Even celebrities, though, soon realize that family life is hard, harder than it’s been sold to them.

But the other beautiful truth is that after the first bleary weeks and months, your life starts to shape itself to the new rhythm. You won’t notice it at first because you are busy changing diapers and reading about how to cut toenails and trying to take 20-minute naps and generally being deep-down miserable to the core of your existence.

But slowly, your baby will start to sleep three hours, then four, then five, then, miraculously, you will put your head down and wake up six hours later and panic, thinking that something was wrong. But really, your baby is no longer a newborn, and is sleeping through the night.  And it’s then that you really get nostalgic about infanthood and how small and quiet your baby used to be.

The truth is, that the truth is hard.  It is not all absolutes. It is possible to have an extremely hard time adjusting to parenthood, as has been the case for millennia, and still be a good parent. It is possible to be completely disoriented and loopy the first time you are handed this package, your son or daughter, and not know what to do.
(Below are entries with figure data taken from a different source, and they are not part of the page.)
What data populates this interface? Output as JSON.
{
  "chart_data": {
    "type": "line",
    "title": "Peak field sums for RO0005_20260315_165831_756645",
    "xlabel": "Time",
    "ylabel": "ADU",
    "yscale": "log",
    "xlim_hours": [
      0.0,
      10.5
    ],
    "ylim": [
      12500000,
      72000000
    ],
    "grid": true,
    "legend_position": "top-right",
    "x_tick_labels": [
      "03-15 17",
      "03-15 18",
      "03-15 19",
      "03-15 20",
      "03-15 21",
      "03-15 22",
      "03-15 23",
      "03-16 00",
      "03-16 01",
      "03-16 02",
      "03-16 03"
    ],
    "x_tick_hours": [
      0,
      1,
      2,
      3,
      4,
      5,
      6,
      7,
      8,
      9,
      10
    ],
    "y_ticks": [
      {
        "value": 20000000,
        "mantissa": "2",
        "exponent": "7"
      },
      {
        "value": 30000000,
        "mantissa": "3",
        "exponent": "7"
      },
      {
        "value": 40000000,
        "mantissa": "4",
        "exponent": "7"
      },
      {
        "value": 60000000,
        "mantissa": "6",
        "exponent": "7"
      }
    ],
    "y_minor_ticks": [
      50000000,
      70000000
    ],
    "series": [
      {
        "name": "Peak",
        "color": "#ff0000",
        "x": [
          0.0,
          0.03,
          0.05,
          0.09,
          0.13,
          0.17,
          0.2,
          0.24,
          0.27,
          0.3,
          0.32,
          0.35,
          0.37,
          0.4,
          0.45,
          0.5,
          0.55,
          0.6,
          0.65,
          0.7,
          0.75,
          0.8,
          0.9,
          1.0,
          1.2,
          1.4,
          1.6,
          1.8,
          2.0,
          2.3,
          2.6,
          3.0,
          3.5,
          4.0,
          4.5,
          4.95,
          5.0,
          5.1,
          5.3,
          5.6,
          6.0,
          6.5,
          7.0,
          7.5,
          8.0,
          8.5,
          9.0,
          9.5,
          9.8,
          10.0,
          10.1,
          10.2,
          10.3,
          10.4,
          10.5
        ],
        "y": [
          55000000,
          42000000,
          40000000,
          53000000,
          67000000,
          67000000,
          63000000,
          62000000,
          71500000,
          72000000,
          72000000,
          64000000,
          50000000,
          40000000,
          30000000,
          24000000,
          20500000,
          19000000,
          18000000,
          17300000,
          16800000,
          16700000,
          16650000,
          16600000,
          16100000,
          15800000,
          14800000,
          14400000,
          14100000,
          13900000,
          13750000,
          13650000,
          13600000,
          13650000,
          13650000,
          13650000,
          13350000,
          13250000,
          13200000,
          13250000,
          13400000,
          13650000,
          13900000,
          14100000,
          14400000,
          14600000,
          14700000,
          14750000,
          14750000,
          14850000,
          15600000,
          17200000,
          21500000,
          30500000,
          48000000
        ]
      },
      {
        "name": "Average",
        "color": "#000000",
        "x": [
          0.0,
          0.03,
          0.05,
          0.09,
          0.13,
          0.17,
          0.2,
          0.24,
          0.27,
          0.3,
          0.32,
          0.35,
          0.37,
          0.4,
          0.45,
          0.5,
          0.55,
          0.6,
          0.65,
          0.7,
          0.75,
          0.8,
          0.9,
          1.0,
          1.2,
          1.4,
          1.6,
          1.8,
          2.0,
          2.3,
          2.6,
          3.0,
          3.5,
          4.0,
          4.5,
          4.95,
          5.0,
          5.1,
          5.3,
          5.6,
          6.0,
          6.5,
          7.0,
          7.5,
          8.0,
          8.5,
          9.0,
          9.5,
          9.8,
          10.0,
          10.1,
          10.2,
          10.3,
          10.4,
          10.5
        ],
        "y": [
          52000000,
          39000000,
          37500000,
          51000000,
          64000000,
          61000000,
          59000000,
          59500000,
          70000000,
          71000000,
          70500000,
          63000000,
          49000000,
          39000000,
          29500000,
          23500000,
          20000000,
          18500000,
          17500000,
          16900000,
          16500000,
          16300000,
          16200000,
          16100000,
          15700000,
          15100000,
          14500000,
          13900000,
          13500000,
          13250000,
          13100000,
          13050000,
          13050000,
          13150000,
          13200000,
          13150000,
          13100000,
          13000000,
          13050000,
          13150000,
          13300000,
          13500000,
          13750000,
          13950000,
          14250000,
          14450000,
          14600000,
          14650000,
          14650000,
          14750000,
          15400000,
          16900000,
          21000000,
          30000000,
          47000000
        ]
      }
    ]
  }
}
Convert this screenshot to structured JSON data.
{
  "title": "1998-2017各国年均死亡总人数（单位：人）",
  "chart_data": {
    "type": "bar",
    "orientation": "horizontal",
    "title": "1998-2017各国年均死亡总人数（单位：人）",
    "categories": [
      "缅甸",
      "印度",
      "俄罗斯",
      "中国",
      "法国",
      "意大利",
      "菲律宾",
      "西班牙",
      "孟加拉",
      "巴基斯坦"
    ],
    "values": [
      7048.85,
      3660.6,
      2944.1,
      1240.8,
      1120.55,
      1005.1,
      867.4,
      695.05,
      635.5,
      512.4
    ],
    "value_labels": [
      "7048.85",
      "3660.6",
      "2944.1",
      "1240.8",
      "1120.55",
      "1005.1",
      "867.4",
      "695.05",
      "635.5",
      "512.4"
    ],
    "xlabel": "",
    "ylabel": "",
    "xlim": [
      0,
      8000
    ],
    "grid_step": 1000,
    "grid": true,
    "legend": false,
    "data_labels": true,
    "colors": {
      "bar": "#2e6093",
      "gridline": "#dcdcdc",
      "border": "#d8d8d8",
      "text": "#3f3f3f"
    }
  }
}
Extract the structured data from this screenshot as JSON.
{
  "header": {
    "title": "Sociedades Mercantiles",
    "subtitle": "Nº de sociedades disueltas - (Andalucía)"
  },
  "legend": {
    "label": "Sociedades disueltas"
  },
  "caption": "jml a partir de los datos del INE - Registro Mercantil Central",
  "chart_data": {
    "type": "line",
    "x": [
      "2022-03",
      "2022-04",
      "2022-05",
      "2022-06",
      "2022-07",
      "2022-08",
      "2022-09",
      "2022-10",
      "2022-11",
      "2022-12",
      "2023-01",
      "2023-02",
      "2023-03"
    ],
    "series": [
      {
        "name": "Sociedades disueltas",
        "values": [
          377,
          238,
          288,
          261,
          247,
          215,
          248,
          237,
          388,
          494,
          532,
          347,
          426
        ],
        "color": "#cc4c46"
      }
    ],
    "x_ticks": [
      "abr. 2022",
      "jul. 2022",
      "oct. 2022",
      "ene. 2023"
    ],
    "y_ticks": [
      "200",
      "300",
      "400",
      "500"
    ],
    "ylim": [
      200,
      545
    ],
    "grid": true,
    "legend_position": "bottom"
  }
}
It is possible not to feel like a mother or father until well after you leave the hospital and have saved the bracelet for your scrapbook (or not! you don’t need to have a scrapbook to be a good parent). Don’t let society tell you otherwise.

The truth is a slow, building crescendo of appreciation and love for your baby. You don’t learn to parent the minute your baby is born and you don’t have to make proclamations out of the gate. This thing, this growing of love and protection, is something that can only happen through days and hours of crying, of learning, of actively and constantly being there and helping your baby make sense of the world.

What you feel and exclaim the first couple days is an important experience, but removed from the whole – you are running on fumes, and a strange kind of high that you won’t be able to understand until much later.  You learn the real process of connecting to another human not the first time you meet your baby, with the Facebook announcement post or the tweet, but minute by minute and hour by hour, diaper by diaper, bottle by bottle. You have the right to be deliriously happy.

But if you’re just overwhelmed by the enormity of the experience that you’ve gone through and need a couple months to process the terrifying fact that you are now responsible for a life that you love unconditionally, that’s fine, too.